Tred also was a regular contributer to Sport Fishing magazine, and involved with boat companies in designing craft suitable for offshore fishing. Eventually he also got involved in running tournaments for charity and getting kids started in fishing. I used to see him at boat shows, and we always had cordial conversations with none of the bluster that some accused him of.

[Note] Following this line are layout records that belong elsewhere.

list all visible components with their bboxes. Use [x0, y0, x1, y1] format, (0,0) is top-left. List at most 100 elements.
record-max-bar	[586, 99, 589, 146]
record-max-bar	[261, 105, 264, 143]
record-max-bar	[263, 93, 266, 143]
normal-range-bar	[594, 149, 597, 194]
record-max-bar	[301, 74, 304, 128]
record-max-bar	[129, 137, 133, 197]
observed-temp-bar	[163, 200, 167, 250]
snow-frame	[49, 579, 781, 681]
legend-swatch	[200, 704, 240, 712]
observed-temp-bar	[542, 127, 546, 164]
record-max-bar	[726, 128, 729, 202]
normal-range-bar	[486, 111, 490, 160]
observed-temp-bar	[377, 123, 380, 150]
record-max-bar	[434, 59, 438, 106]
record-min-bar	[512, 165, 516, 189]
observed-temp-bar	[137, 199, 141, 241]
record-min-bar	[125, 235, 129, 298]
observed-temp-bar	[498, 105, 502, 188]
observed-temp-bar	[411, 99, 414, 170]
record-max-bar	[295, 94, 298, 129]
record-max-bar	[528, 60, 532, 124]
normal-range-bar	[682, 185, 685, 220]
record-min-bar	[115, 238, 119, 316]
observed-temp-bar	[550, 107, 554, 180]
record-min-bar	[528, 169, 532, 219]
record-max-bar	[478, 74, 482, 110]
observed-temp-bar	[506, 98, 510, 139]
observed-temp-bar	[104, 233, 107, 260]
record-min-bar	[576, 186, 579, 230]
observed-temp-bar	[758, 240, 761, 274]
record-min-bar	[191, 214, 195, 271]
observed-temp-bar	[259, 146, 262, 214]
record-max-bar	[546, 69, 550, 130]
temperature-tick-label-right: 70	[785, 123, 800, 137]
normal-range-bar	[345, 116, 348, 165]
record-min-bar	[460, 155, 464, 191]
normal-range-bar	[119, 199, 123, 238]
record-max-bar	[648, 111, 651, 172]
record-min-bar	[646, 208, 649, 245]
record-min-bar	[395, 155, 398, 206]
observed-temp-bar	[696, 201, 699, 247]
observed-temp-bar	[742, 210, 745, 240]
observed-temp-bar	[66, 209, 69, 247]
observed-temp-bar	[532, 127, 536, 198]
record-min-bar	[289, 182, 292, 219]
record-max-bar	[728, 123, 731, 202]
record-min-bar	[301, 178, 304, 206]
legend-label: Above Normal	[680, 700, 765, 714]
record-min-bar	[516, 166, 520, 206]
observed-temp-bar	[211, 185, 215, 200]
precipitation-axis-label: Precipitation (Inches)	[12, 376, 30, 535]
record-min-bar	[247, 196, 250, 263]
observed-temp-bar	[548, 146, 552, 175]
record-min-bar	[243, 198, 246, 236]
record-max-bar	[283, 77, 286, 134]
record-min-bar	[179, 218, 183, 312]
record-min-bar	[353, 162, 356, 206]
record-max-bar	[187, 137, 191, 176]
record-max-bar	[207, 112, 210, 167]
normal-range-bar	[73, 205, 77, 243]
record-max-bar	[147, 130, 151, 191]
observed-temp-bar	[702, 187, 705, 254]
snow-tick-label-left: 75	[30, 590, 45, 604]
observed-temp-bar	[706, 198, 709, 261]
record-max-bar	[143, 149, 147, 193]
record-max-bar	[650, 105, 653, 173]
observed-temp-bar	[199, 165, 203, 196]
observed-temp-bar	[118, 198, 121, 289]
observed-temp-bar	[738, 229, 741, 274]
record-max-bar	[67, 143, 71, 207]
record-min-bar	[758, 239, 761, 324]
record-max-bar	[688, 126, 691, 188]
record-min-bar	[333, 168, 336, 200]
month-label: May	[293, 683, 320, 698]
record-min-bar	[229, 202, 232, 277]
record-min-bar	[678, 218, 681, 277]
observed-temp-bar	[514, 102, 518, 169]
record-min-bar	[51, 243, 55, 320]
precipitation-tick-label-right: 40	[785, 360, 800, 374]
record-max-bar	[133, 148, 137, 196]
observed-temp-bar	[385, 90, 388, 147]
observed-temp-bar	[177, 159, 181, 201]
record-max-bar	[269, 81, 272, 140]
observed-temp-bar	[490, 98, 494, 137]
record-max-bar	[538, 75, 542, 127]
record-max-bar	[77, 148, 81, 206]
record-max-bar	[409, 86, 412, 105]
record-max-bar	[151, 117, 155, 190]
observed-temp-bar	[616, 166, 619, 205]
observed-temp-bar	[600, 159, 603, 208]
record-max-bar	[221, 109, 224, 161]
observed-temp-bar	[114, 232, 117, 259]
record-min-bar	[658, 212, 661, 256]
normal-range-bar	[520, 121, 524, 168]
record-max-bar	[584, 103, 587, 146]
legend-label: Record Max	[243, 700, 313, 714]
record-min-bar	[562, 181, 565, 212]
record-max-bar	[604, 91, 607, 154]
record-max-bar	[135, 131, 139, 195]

While on a hunting trip in the west, Barta was struck with a rare spinal stroke that suddenly immobilized him one night. Very shortly he was paralyzed from the armpits down. Yet, Barta managed to go on with his writing and TV. I remember him doing a show catching a sailfish from his wheelchair.

Barta, who also fought cancer, was born on March 28, 1952 and lived a very full though short life. Yet, his fishing and rigging tips will be remembered  by anglers for many years to come.

Tred Barta

The Golden Eagle finally got out of Belmar as the ocean calmed a bit, and they once again found super bluefish jigging. The action with 2-5-pounders was so fast that they were releasing by 10:30. Some king mackerel and porgies plus a few bonito and sea bass were added.

Capt. Rob Semkewyc, of the Sea Hunter from Atlantic Highlands, said that ” All in all, it was  a decent day” as there was one fluke limit plus a fair amount of keepers even though he couldn’t fish some areas due to the sea conditions. He emphasized that just dragging bait with catch some shorts, few keepers are hooked unless the rod is being worked.

Vinny D’Anton tried to fish the Manasquan surf, but said the waves were actually dangerous and left after a couple of casts. Betty & Nick’s in Seaside Park reported the weather has been good, but five days of northeast winds stained the waters. The inshore forecast is east winds at 5-10 knots tomorrow with 2-4-foot seas.  The surf should become fishable during the next two days.

I fished Point Pleasant Canal for bluefish this morning and never had a hit, though I was told a few had been picked before I arrived.